Quatro editoras apostam em reedições que trazem às prateleiras nomes e títulos inevitáveis da literatura mundial; confira



Somente a novela de Henry James, que até agora havia sido publicada apenas em coletâneas, não ganhou nova tradução. A Grua aproveitou uma tradução de Paulo Henriques Britto realizada para a Companhia das Letras, que cedeu os direitos para a coleção. Os outros três volumes ganharam novas traduções.

Leia a entrevista com Mônica Figueiredo

Qual a atualidade do romance de Eça de Queirós?

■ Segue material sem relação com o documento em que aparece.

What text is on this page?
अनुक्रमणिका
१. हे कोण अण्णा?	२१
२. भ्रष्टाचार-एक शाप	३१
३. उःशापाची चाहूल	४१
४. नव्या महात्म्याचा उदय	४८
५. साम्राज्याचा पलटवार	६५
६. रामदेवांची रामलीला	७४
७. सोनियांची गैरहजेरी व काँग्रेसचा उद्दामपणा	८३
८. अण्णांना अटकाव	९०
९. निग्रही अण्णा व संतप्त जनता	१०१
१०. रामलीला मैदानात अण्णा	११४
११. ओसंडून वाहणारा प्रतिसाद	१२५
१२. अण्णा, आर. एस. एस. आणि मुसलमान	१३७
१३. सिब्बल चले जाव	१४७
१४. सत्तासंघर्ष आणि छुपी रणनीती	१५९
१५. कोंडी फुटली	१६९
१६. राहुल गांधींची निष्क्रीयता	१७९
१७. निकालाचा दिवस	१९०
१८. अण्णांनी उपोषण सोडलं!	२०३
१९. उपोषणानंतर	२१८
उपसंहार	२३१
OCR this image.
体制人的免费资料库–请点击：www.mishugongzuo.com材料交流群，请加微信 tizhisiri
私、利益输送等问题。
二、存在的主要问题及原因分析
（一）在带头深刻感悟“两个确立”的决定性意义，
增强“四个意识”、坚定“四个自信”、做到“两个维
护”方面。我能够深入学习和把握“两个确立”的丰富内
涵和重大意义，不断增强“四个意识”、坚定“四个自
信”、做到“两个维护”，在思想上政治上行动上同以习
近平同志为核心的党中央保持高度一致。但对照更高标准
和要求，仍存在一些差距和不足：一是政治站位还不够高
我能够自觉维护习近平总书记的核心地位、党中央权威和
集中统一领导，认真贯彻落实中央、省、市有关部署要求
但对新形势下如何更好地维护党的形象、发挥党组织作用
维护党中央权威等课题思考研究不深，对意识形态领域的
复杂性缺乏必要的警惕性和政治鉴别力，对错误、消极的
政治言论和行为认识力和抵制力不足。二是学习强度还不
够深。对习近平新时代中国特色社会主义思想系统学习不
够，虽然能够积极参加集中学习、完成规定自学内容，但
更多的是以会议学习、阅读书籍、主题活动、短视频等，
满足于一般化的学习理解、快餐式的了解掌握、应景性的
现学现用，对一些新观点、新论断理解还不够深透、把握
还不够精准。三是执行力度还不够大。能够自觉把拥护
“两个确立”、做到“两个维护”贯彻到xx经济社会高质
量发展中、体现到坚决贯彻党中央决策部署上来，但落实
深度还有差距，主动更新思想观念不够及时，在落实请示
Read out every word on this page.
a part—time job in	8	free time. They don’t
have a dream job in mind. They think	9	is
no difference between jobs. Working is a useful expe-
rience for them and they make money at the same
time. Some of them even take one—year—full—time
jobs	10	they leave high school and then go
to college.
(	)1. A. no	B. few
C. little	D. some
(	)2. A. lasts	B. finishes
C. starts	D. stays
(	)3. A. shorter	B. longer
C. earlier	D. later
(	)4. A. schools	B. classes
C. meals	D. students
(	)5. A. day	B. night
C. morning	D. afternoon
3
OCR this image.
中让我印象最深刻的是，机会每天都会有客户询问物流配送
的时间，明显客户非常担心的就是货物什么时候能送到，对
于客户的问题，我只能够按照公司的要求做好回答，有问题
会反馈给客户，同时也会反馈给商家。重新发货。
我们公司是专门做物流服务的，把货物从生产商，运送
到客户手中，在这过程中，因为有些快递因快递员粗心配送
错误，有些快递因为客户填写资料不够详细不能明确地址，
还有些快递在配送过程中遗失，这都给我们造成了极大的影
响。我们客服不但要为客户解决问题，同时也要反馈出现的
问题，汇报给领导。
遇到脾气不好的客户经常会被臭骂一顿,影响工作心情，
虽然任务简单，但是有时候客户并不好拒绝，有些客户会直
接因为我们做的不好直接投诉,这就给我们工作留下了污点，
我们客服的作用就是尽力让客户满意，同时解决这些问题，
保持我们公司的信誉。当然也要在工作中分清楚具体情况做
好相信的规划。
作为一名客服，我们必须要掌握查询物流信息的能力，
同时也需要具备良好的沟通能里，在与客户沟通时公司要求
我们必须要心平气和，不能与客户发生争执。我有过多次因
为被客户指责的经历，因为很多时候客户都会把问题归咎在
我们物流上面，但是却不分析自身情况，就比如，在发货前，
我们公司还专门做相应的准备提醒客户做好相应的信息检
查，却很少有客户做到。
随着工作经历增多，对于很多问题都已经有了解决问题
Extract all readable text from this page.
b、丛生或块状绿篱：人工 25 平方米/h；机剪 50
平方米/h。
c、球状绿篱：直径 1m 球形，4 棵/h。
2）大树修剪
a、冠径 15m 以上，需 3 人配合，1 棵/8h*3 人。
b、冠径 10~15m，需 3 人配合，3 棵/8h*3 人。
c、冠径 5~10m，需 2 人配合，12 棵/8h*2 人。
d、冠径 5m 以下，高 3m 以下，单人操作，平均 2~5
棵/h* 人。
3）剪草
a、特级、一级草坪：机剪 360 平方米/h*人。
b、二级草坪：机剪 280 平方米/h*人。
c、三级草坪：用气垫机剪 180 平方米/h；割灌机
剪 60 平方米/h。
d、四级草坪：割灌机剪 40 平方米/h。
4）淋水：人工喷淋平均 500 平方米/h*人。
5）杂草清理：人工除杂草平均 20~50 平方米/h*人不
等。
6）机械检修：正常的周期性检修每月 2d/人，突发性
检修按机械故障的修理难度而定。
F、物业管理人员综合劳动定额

Acho que a atualidade da obra de Eça está garantida pelo que há em seus livros de humanidade. Explico melhor, creio que o leitor contemporâneo é capaz de perceber que a dúvida, a dor, a alegria, a esperança, ou o fracasso que fazem parte da trajetória de qualquer um de nós está humanamente recriada pelos caminhos e descaminhos das personagens do autor de Os Maias. Eça de Queirós, corajosamente, criou uma galeria de personagens que não se pode definir como heróica, no sentindo comum que o romance da tradição (principalmente o romance oriundo de uma certa vertente romântica) dava à figura do herói. O que comove em sua literatura ; e a mim, em particular ;, é saber que as suas personagens de papel são capazes de representar a falha que faz de cada um de nós, apenas seres humanos. Ouso dizer que é da vida de heróis falhados que trata a obra de Eça. Em tempo de crise de utopias como é o nosso, nada me parece mais atual e necessário. Saber de nossos pequenos limites, saber de nossas impossibilidades talvez seja o melhor modo de se continuar desejando e, digo mesmo, lutando pelo sonho de um mundo mais justo.

Que lugar Os Maias ocupa na obra de Eça de Queirós?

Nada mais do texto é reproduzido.